Il flop di Sanremo
February 29, 2008
Articolo scritto da Rick in : Attualità, Generale, Musica, Rick's World, Sito del giorno, Spettacolo, Televisione trackback

Pietro Folena , il Presidente della Commissione Cultura della Camera, in un commento su PocaCola segnala una propria dichiarazione rilasciata all’Ansa sul tema Flop a Sanremo.
SANREMO: FOLENA, AUDIENCE IN CALO PER FORMULA TROPPO VECCHIA
(ANSA) – SANREMO (IMPERIA), 28 FEB - ‘Non credo che i cattivi risultati, in termini di audience, di questo festival siano imputabili alla responsabilita’ di chi presenta, tutti ottimi professionisti, ma piuttosto alla vetusta’ della formula’: lo ha detto il presidente della commissione Cultura della Camera Pietro Folena. (omiss)
Altro fattore che puo’ incidere sul calo – ha spiegato folena – e’ la responsabilita’ dell’industria discografica delle major, che non sono state capaci di comprendere quanto la musica indipendente e giovane potesse svecchiare il panorama. Bisogna lavorare sulle giovani generazioni‘. articolo completo sul blog di Pietro Folena
Crisi, flop, calo. Sanremo sembra ogni anno arrivato al capolinea, eppure ogni anno risorge. La crisi c’è probabilmente, ma non da oggi, il format e lo schema stesso del festival è anacronistico, ma non da oggi.
Non sono un esperto, tuttavia credo che due delle esigenze fondamentali del festival di Sanremo siano la causa stessa della sua cronica crisi . Si, perchè esistono il mercato discografico e le major, con i loro artisti da promuovere e da rendere visibili ed esiste l’evento televisivo con i suoi tempi, riti ed esigenze.

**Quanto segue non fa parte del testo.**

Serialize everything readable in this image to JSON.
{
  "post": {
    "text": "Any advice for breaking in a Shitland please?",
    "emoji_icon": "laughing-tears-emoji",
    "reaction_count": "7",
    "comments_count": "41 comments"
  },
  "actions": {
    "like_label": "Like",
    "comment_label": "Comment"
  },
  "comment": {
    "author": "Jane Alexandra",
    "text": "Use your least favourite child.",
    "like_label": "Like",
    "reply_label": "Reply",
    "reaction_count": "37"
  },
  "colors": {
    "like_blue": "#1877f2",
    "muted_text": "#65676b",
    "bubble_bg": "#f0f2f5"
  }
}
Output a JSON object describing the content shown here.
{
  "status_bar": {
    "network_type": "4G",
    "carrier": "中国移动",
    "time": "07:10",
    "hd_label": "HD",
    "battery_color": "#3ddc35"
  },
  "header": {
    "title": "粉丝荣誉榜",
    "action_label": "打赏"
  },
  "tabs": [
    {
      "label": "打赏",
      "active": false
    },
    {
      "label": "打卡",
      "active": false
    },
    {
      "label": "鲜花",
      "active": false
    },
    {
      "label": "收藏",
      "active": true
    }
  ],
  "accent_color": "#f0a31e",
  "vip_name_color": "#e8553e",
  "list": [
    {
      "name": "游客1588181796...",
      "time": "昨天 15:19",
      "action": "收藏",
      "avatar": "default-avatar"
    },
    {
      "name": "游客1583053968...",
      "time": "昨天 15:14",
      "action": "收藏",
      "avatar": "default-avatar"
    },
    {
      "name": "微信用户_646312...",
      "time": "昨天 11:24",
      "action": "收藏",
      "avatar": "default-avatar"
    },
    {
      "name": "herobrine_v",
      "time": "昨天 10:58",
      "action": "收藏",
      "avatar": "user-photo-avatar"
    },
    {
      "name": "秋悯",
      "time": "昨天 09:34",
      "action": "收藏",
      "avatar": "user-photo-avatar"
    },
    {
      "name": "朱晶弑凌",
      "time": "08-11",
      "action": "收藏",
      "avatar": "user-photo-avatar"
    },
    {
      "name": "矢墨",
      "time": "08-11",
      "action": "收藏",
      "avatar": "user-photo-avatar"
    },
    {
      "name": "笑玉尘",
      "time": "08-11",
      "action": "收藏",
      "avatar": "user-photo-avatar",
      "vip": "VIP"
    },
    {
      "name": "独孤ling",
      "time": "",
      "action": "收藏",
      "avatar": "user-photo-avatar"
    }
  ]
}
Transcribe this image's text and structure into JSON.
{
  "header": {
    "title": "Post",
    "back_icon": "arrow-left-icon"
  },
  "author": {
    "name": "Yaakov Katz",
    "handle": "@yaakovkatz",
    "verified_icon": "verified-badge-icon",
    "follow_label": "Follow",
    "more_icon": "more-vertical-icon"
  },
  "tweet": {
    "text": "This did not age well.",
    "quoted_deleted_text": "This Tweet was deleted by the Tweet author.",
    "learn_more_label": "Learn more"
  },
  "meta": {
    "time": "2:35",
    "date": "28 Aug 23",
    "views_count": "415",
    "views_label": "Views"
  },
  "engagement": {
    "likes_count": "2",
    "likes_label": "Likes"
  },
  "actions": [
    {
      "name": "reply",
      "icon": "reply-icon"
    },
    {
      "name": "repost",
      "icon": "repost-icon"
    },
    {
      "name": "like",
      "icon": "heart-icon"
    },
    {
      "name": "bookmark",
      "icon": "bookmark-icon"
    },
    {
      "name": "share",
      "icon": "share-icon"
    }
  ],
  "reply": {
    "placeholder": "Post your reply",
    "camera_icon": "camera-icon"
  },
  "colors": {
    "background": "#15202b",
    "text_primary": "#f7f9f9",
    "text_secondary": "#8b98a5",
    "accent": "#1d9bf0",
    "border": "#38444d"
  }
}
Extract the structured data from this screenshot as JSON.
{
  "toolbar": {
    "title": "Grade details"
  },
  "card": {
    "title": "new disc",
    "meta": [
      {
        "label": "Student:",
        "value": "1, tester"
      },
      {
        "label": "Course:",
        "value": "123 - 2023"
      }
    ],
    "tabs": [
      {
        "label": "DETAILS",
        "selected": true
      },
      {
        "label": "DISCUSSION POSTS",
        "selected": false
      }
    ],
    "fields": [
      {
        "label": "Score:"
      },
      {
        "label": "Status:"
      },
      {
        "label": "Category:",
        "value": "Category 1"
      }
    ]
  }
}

Un brutto spettacolo può lo stesso fare ascolto nel momento esatto in cui sfonda la barriera del trash o (come nel caso di Sanremo) è sedimentato nella memoria collettiva da alcuni decenni, tanto da rendere accettabile un claim come “Perchè Sanremo è Sanremo“, ed è possibile che continui ad essere seguito perchè tutto sommato è bello criticarlo ed è diventato come una vecchia zia noiosa della quale non si può fare a meno ma che nelle occasioni importanti ti devi sorbire.
Una brutta canzone invece semplicemente non piace, banalmente, non vende. Viene a questo punto da chiedersi chi sia di questi tempi il compratore di dischi in Italia.. L’industria discografica annaspa in una crisi decennale causata, in un primo tempo, dal costo degli album e da qualche anno aggravata dall’avvento di internet e del Peer to peer.
Succede così che il profilo del compratore medio di cd sia una persona con sufficente disponibilità economica, poco informatizzata, e con scarsa dimestichezza per i vari client destinati (haimè) al download sfrenato e gratuito dei brani in formato Mp3. Persone con queste caratteristiche credo che si collochino in una ipotizzabile fascia di età che quella che va dai 35 anni ai 50.
Chi invece segue il festival in televisione ha un età anche maggiore e una buona percentuale di loro della musica e dei dischi se ne infischia proprio. Ma qui parliamo dell’evento televisivo, non delle vendite. La componente televisiva potrà funzionare ancora per anni nel medesimo modo perchè avrà sempre (per i motivi che citavo prima) un buon riscontro in termini di share.
La musica indipendente non ha bisogno di Sanremo per almeno due motivi : Se viene proposta a Sanremo non è più indipendente ma soprattutto il pubblico che guarda il festival non è commercialmente appetibile . Chi ha meno di trent’anni generalmente snobba una manifestazione che puzza di vecchio già dalle locandine. Chi segue la musica indipendente sfrutta altri canali e si dissocia per principio dal prodotto musicale confezionato secondo i patinati canoni della discografia nostrana.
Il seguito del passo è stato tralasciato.